Jumat, 25 Januari 2008

Permasalahan Usaha Persuteraan di Indonesia

Persuteraan alam sebagai salah satu kegiatan agribisnis dengan rangkaian usaha yang cukup panjang menjadi bagian dari pengembangan di bidang kehutanan yang dikaitkan dengan kegiatan agroindustri. Selain itu kegiatan ini sudah lama dikenal dan dibudidayakan oleh sebagian masyarakat Indonesia terutama daerah-daerah dengan lingkungan sosial budaya yang mendukung kegiatan tersebut seperti Sulawesi Selatan dan Jawa Barat.

Kegiatan sutera alam merupakan salah satu upaya untuk mendukung program rehabilitasi lahan dengan meningkatkan daya dukung lahan melalui budidaya tanaman murbei yang dikombinasi dengan pemeliharaan ulat sutera dan penanganan pasca panennya. Pengembangan usaha persuteraan alam dipandang sebagai salah satu usaha yang mempunyai harapan yang baik untuk mensejahterakan masyarakat dengan memanfaatkan lahan hutan yang masih terlantar.

Usaha kegiatan persuteraan alam khususnya produksi kokon dan benang sutera dirasakan sangat menguntungkan, karena cepat mendatangkan hasil dan bernilai ekonomi tinggi. Teknologi yang digunakan relatif sederhana, karena dapat dilakukan sebagai usaha pokok maupun sampingan yang merupakan usaha keluarga. Disamping bersifat padat karya, dapat juga menjadi sumber pendapatan masyarakat yang menguntungkan, sehingga kegiatan ini merupakan salah satu alternatif untuk meningkatkan peranan sektor kehutanan dalam mendorong perekonomian masyarakat di pedesaan.

Di Jawa Barat terdapat 3.754 petani yang memanfaatkan 2.620,90 ha lahan murbei untuk mengembangkan ulat sutera. Lahan-lahan tersebut terdapat di Sukabumi, Cianjur, Bandung, Garut, Tasikmalaya, Majalengka, Sumedang, Subang serta Purwakarta.

Produksi sutera alam Indonesia masih sangat rendah, rata-rata per tahun produksi kokon kering sebesar 250 ton atau setara dengan 31,25 ton benang.
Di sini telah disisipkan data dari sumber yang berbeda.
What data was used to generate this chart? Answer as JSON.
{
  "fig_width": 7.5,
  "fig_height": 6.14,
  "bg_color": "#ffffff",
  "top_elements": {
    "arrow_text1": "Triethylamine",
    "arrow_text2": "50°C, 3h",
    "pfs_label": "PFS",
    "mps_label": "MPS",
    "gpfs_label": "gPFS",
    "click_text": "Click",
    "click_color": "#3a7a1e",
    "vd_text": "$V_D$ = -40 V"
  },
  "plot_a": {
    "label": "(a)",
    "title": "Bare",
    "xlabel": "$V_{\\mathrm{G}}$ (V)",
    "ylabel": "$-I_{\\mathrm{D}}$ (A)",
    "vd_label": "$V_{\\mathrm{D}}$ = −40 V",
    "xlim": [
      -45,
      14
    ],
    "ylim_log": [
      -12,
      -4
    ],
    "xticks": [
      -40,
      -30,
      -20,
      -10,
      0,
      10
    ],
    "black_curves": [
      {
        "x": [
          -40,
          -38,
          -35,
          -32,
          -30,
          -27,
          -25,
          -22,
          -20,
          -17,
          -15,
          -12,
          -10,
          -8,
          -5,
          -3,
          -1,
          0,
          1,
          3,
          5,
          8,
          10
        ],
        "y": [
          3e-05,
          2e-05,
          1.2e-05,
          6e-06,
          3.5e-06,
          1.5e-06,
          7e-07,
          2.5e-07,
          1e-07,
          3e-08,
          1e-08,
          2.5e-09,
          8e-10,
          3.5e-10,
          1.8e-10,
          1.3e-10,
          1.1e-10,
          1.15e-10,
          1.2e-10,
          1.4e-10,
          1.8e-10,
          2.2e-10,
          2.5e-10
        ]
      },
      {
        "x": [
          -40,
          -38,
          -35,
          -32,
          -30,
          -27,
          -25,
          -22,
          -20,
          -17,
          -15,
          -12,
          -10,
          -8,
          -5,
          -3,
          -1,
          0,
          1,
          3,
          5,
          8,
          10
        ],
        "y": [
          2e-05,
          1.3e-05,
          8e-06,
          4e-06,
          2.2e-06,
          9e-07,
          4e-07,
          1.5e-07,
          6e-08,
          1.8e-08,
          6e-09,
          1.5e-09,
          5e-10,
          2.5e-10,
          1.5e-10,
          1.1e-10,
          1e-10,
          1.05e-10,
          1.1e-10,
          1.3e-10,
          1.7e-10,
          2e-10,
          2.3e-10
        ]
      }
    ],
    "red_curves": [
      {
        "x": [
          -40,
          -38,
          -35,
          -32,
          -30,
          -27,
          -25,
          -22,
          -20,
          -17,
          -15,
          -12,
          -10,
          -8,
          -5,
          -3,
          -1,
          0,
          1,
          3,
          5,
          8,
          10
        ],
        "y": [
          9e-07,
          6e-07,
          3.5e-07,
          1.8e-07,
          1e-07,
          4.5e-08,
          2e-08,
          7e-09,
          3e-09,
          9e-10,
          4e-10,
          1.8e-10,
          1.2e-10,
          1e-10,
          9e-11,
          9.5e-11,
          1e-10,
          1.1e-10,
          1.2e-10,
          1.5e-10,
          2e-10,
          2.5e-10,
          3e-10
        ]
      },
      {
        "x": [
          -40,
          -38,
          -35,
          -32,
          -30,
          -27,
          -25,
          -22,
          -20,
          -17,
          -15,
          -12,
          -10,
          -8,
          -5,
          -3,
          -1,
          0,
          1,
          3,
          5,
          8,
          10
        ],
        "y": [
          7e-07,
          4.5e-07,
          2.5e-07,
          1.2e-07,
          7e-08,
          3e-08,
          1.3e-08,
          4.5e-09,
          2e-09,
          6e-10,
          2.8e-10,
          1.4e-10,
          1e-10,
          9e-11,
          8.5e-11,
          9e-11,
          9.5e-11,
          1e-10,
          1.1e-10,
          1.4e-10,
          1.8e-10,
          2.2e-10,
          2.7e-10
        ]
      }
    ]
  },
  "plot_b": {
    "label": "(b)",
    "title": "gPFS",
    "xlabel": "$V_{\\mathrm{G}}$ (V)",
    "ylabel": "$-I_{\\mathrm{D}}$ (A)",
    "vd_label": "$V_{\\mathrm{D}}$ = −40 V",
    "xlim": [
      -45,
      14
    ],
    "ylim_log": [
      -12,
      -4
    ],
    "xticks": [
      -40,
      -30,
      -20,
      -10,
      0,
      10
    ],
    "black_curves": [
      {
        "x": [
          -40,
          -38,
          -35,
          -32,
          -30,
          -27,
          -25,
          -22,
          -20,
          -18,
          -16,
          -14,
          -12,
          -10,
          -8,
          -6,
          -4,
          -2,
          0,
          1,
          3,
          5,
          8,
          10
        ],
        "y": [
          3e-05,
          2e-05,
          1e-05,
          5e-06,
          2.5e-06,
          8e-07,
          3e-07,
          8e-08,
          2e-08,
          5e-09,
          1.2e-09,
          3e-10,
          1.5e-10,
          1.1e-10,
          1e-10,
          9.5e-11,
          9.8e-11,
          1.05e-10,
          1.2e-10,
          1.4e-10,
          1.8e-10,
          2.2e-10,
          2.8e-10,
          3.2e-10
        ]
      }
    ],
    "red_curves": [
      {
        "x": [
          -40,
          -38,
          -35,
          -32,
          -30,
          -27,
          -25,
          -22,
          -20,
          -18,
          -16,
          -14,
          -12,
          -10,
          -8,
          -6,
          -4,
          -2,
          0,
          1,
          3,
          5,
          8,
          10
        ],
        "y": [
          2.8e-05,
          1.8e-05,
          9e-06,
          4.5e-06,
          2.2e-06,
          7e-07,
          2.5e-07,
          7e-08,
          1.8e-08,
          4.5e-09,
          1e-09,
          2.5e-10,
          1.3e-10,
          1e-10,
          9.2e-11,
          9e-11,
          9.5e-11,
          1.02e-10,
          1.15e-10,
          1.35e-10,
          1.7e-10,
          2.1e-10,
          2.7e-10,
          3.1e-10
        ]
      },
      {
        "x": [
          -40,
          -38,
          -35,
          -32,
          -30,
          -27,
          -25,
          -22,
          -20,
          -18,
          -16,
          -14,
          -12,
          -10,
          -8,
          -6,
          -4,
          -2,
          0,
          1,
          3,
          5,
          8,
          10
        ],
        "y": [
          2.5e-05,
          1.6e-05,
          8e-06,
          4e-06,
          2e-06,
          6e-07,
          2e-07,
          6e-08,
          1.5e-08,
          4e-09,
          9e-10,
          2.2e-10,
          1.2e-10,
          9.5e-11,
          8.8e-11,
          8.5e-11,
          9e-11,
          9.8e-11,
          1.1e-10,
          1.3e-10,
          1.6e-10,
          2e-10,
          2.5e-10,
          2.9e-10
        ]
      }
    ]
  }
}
Kapasitas produksi industri pemintalan benang sebesar 87,5 ton atau setara dengan kebutuhan kokon sebesar 700 ton. Sehubungan dengan itu industri pemintalan benang belum beroperasi optimal masih kekurangan kokon sekitar 450 ton pertahun. Sedangkan kebutuhan kokon nasional saat ini sebanyak 2400 ton per tahun, kebutuhan bahan baku industri benang sutera berupa kepompong ulat sutera (kokon) masih harus impor

Tidak jarang petani sutera alam meninggalkan usaha tani sutera dan beralih pada komoditas lain yang dianggap lebih menguntungkan. Masalah yang dihadapi seperti, keterbatasan modal, aspek sumberdaya maupun sarana dan prasarana yang belum optimal perlu diatasi mengingat potensi wilayah yang mendukung serta peluang pasar yang masih terbuka.